Practically, this means a data center can maintain air-cooled zones for conventional loads and reserve liquid cooling for AI, HPC, or high-density servers. Such coexistence is expected to persist for years. Many companies don’t need to overhaul their entire facility, just adapt specific areas for new racks.
Integration with the facility infrastructure also matters. Heat exchangers, dry coolers, chillers, water plants, automation, and facility services determine the efficiency and maintainability of the design. Suppliers like Kelvion, Alfa Laval, Modine, GPX Cooling, Güntner, Carrier, Trane, and Johnson Controls, along with key infrastructure players such as Schneider Electric, Vertiv, STULZ, Eaton, and Danfoss, are involved in this ecosystem.
Sustainability is another sensitive point. Liquid cooling can reduce energy consumption related to fans and allow more favorable operating temperatures but doesn’t alone solve AI’s high electricity demand. It also requires reviewing water use, fluid compositions, maintenance routines, heat recovery, and environmental compatibility. Real efficiency depends on total system design, not mere labels or certifications.

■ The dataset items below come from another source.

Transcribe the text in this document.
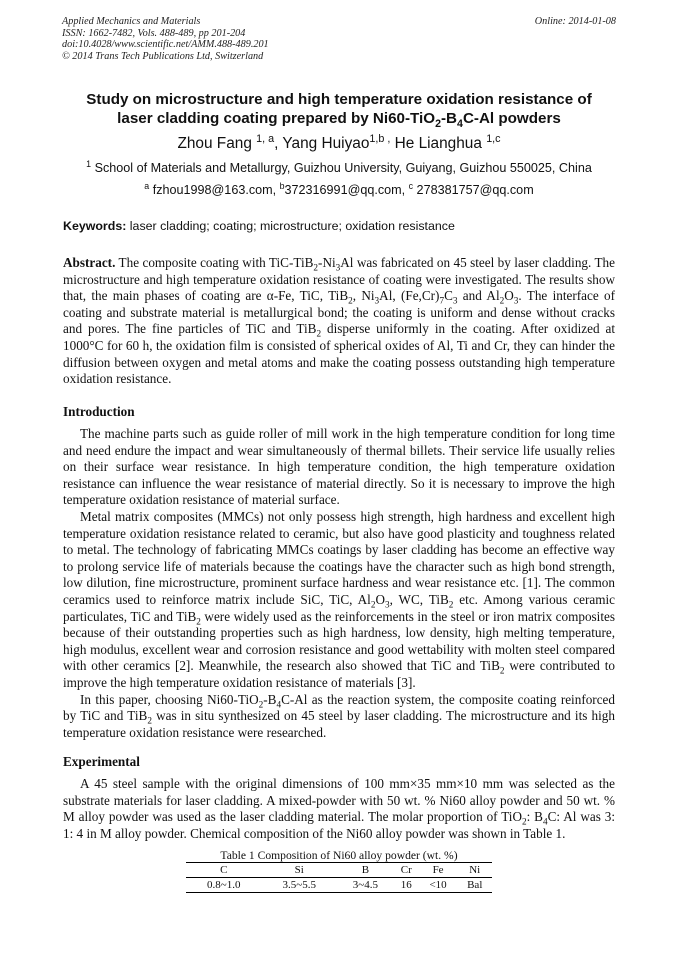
Applied Mechanics and Materials
ISSN: 1662-7482, Vols. 488-489, pp 201-204
doi:10.4028/www.scientific.net/AMM.488-489.201
© 2014 Trans Tech Publications Ltd, Switzerland
Online: 2014-01-08
Study on microstructure and high temperature oxidation resistance of
laser cladding coating prepared by $Ni60-TiO_2-B_4C-Al$ powders
Zhou Fang $^{1, a}$, Yang Huiyao$^{1,b ,}$ He Lianghua $^{1,c}$
$^1$ School of Materials and Metallurgy, Guizhou University, Guiyang, Guizhou 550025, China
$^a$ fzhou1998@163.com, $^b$372316991@qq.com, $^c$ 278381757@qq.com
Keywords: laser cladding; coating; microstructure; oxidation resistance

Abstract. The composite coating with TiC-$TiB_2-Ni_3Al$ was fabricated on 45 steel by laser cladding. The microstructure and high temperature oxidation resistance of coating were investigated. The results show that, the main phases of coating are α-Fe, TiC, TiB$_2$, $Ni_3Al$, $(Fe,Cr)_7C_3$ and $Al_2O_3$. The interface of coating and substrate material is metallurgical bond; the coating is uniform and dense without cracks and pores. The fine particles of TiC and TiB$_2$ disperse uniformly in the coating. After oxidized at 1000°C for 60 h, the oxidation film is consisted of spherical oxides of Al, Ti and Cr, they can hinder the diffusion between oxygen and metal atoms and make the coating possess outstanding high temperature oxidation resistance.

Introduction

The machine parts such as guide roller of mill work in the high temperature condition for long time and need endure the impact and wear simultaneously of thermal billets. Their service life usually relies on their surface wear resistance. In high temperature condition, the high temperature oxidation resistance can influence the wear resistance of material directly. So it is necessary to improve the high temperature oxidation resistance of material surface.

Metal matrix composites (MMCs) not only possess high strength, high hardness and excellent high temperature oxidation resistance related to ceramic, but also have good plasticity and toughness related to metal. The technology of fabricating MMCs coatings by laser cladding has become an effective way to prolong service life of materials because the coatings have the character such as high bond strength, low dilution, fine microstructure, prominent surface hardness and wear resistance etc. [1]. The common ceramics used to reinforce matrix include SiC, TiC, $Al_2O_3$, WC, TiB$_2$ etc. Among various ceramic particulates, TiC and TiB$_2$ were widely used as the reinforcements in the steel or iron matrix composites because of their outstanding properties such as high hardness, low density, high melting temperature, high modulus, excellent wear and corrosion resistance and good wettability with molten steel compared with other ceramics [2]. Meanwhile, the research also showed that TiC and TiB$_2$ were contributed to improve the high temperature oxidation resistance of materials [3].

In this paper, choosing $Ni60-TiO_2-B_4C-Al$ as the reaction system, the composite coating reinforced by TiC and TiB$_2$ was in situ synthesized on 45 steel by laser cladding. The microstructure and its high temperature oxidation resistance were researched.

Experimental

A 45 steel sample with the original dimensions of 100 mm×35 mm×10 mm was selected as the substrate materials for laser cladding. A mixed-powder with 50 wt. % Ni60 alloy powder and 50 wt. % M alloy powder was used as the laser cladding material. The molar proportion of TiO$_2$: $B_4C$: Al was 3: 1: 4 in M alloy powder. Chemical composition of the Ni60 alloy powder was shown in Table 1.

Table 1 Composition of Ni60 alloy powder (wt. %)
C	Si	B	Cr	Fe	Ni
0.8~1.0	3.5~5.5	3~4.5	16	<10	Bal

The rise of AI is making thermal management a strategic decision. Once considered part of invisible infrastructure, now it can determine what servers are installed, how many GPUs fit per rack, the energy cost of clusters, and how quickly a operator can deploy new capacity.
The clear lesson is this: liquid cooling is not just about pipes. It’s a complete chain of design, supply, operation, and service. Data centers aiming to host the next generation of AI must consider chips, networking, storage, but also flow rates, heat exchangers, sensors, fluids, and skilled personnel capable of operating this new environment safely.
Frequently Asked Questions
What is a CDU in liquid cooling?
A CDU, or Coolant Distribution Unit, manages the heat exchange, flow rate, and pressure of the refrigerant between the IT racks and the facility’s cooling system.
Will liquid cooling completely replace air?
Not in the short term. Likely, there will be an coexistence: air for conventional loads and liquid cooling for high-density racks, AI, HPC, and high-power GPUs.
What is the difference between direct-to-chip and immersion?
In direct-to-chip, the liquid circulates through cold plates attached to specific chips. In immersion cooling, servers or components are submerged in dielectric fluid that absorbs heat.
Why does AI need more liquid cooling?
Because AI accelerators concentrate significant power in small spaces, increasing thermal density per rack and making efficient heat evacuation with air alone more challenging.